Governor
Nasir El-Rufai of Kaduna has fired back at the House of Representatives and its
Speaker Yakubu Dogara over the National Assembly budget controversy.
“I don’t
share public funds like you,” the governor told the lawmakers.
He was
responding to Tuesday’s attack on him by Speaker Dogara, who published his pay
slips. Besides, the Green Chamber, which accused the governor of distracting
the National Assembly and advised him to face Kaduna’s problems.
The House
accused El-Rufai of publishing what it called security budget as his security
vote, challenging him to publish his personal security vote like the Speaker’s
salary’s pay slip.
El-Rufai
drew the ire of the lawmakers by challenging them to make their budget public.
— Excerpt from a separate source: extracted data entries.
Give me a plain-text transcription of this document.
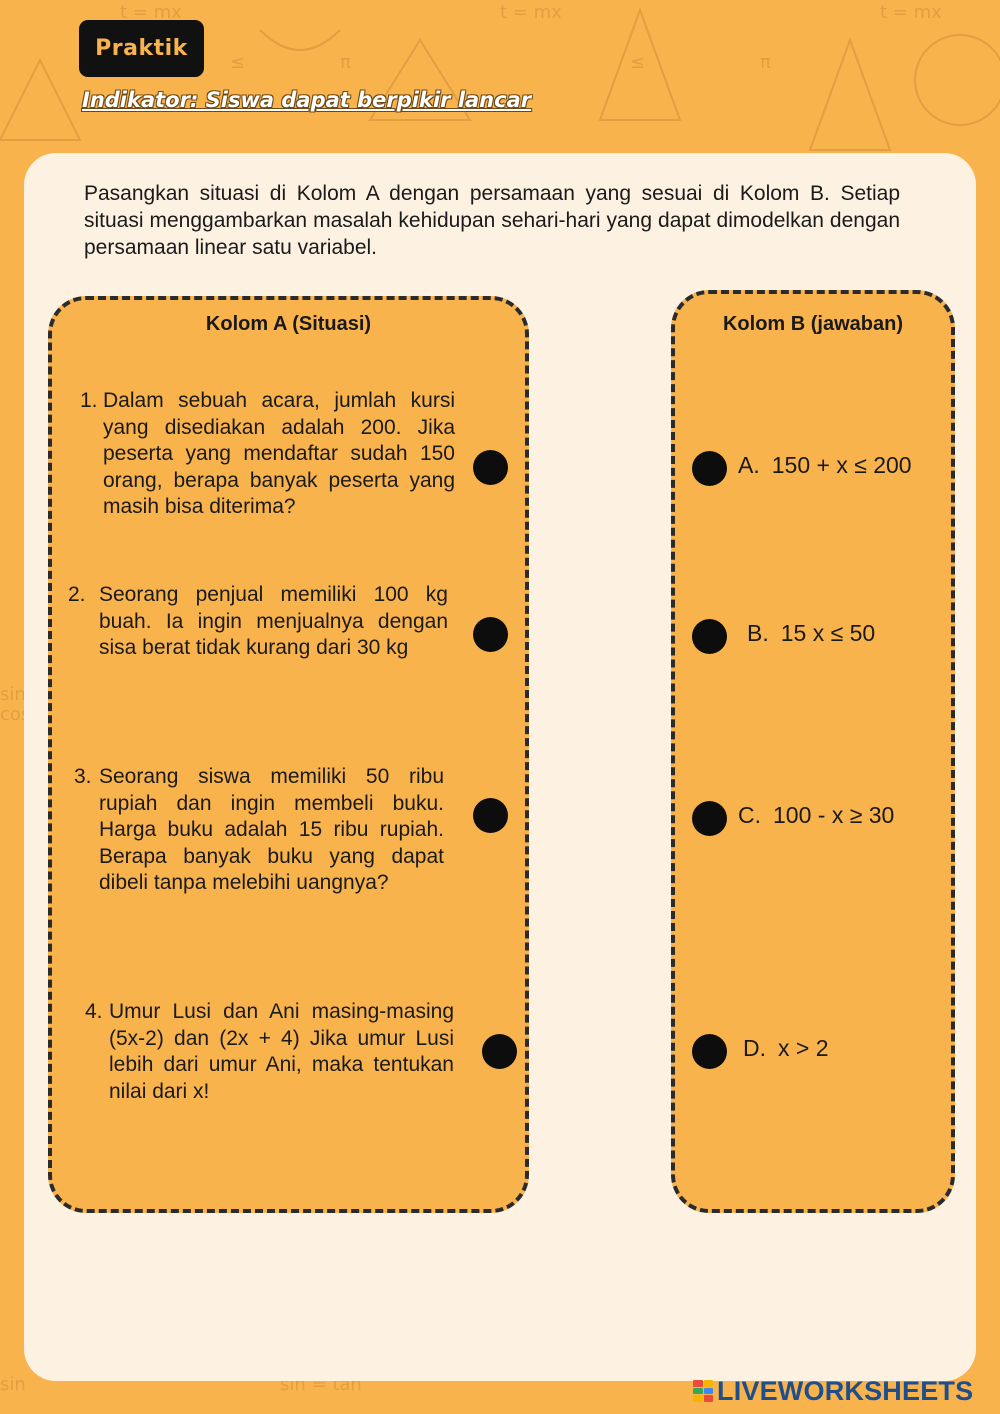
t = mx	t = mx
t = mx
π
π
≤	≤
sin
cos
sin	sin = tan
Praktik
Indikator: Siswa dapat berpikir lancar
Pasangkan situasi di Kolom A dengan persamaan yang sesuai di Kolom B. Setiap situasi menggambarkan masalah kehidupan sehari-hari yang dapat dimodelkan dengan persamaan linear satu variabel.
Kolom A (Situasi)
1. Dalam sebuah acara, jumlah kursi yang disediakan adalah 200. Jika peserta yang mendaftar sudah 150 orang, berapa banyak peserta yang masih bisa diterima?
2. Seorang penjual memiliki 100 kg buah. Ia ingin menjualnya dengan sisa berat tidak kurang dari 30 kg
3. Seorang siswa memiliki 50 ribu rupiah dan ingin membeli buku. Harga buku adalah 15 ribu rupiah. Berapa banyak buku yang dapat dibeli tanpa melebihi uangnya?
4. Umur Lusi dan Ani masing-masing (5x-2) dan (2x + 4) Jika umur Lusi lebih dari umur Ani, maka tentukan nilai dari x!
Kolom B (jawaban)
A. 150 + x ≤ 200
B. 15 x ≤ 50
C. 100 - x ≥ 30
D. x > 2
LIVEWORKSHEETS
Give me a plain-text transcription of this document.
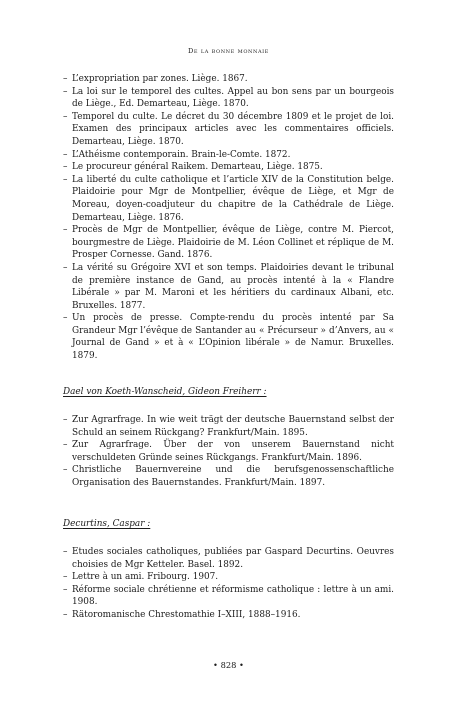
De la bonne monnaie
– L’expropriation par zones. Liège. 1867.
– La loi sur le temporel des cultes. Appel au bon sens par un bourgeois de Liège., Ed. Demarteau, Liège. 1870.
– Temporel du culte. Le décret du 30 décembre 1809 et le projet de loi. Examen des principaux articles avec les commentaires officiels. Demarteau, Liège. 1870.
– L’Athéisme contemporain. Brain-le-Comte. 1872.
– Le procureur général Raikem. Demarteau, Liège. 1875.
– La liberté du culte catholique et l’article XIV de la Constitution belge. Plaidoirie pour Mgr de Montpellier, évêque de Liège, et Mgr de Moreau, doyen-coadjuteur du chapitre de la Cathédrale de Liège. Demarteau, Liège. 1876.
– Procès de Mgr de Montpellier, évêque de Liège, contre M. Piercot, bourgmestre de Liège. Plaidoirie de M. Léon Collinet et réplique de M. Prosper Cornesse. Gand. 1876.
– La vérité su Grégoire XVI et son temps. Plaidoiries devant le tribunal de première instance de Gand, au procès intenté à la « Flandre Libérale » par M. Maroni et les héritiers du cardinaux Albani, etc. Bruxelles. 1877.
– Un procès de presse. Compte-rendu du procès intenté par Sa Grandeur Mgr l’évêque de Santander au « Précurseur » d’Anvers, au « Journal de Gand » et à « L’Opinion libérale » de Namur. Bruxelles. 1879.
Dael von Koeth-Wanscheid, Gideon Freiherr :
– Zur Agrarfrage. In wie weit trägt der deutsche Bauernstand selbst der Schuld an seinem Rückgang? Frankfurt/Main. 1895.
– Zur Agrarfrage. Über der von unserem Bauernstand nicht verschuldeten Gründe seines Rückgangs. Frankfurt/Main. 1896.
– Christliche Bauernvereine und die berufsgenossenschaftliche Organisation des Bauernstandes. Frankfurt/Main. 1897.
Decurtins, Caspar :
– Etudes sociales catholiques, publiées par Gaspard Decurtins. Oeuvres choisies de Mgr Ketteler. Basel. 1892.
– Lettre à un ami. Fribourg. 1907.
– Réforme sociale chrétienne et réformisme catholique : lettre à un ami. 1908.
– Rätoromanische Chrestomathie I–XIII, 1888–1916.
• 828 •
He told his challengers that there was nothing like security votes.
Faulting the
legislators ‘unnecessary' distraction’s response to a simple request for a
transparent National Assembly budget, El-Rufai picked holes in Dogara’s pay
slip.
In a
statement by his spokesman, Samuel Aruwan, El-Rufai said: 
“The figures
in the pay slips presented for the Honorable Speaker are in stark contrast to
the declaration by The Economist regarding the earnings of NASS members. One of
the claims cannot be right.”
Insisting
that he has no security vote, the governor said: “The Kaduna State Government
has presented details of its security budget. What was presented represents the
only security vote for the entire government. As the figures show, there is no
security vote for the Governor of Kaduna State.
“This may be
a shock to those used to the notion of security votes as barely disguised slush
funds, but we do not operate such a system in Kaduna.
“Our budgets
specify what is voted as assistance to security agencies, and its expenditure
is properly recorded and accounted for. These are not monies given to or spent
by the governor.
“If the
leaders of the NASS have security votes allocated to or personally collected by
them, they might wish to disclose such.
“Our
security spending does not operate like the NASS system of sharing public funds
in such an opaque fashion that even NASS members do not know how their entire
budget is broken down or what the leadership gets as its ‘running costs’."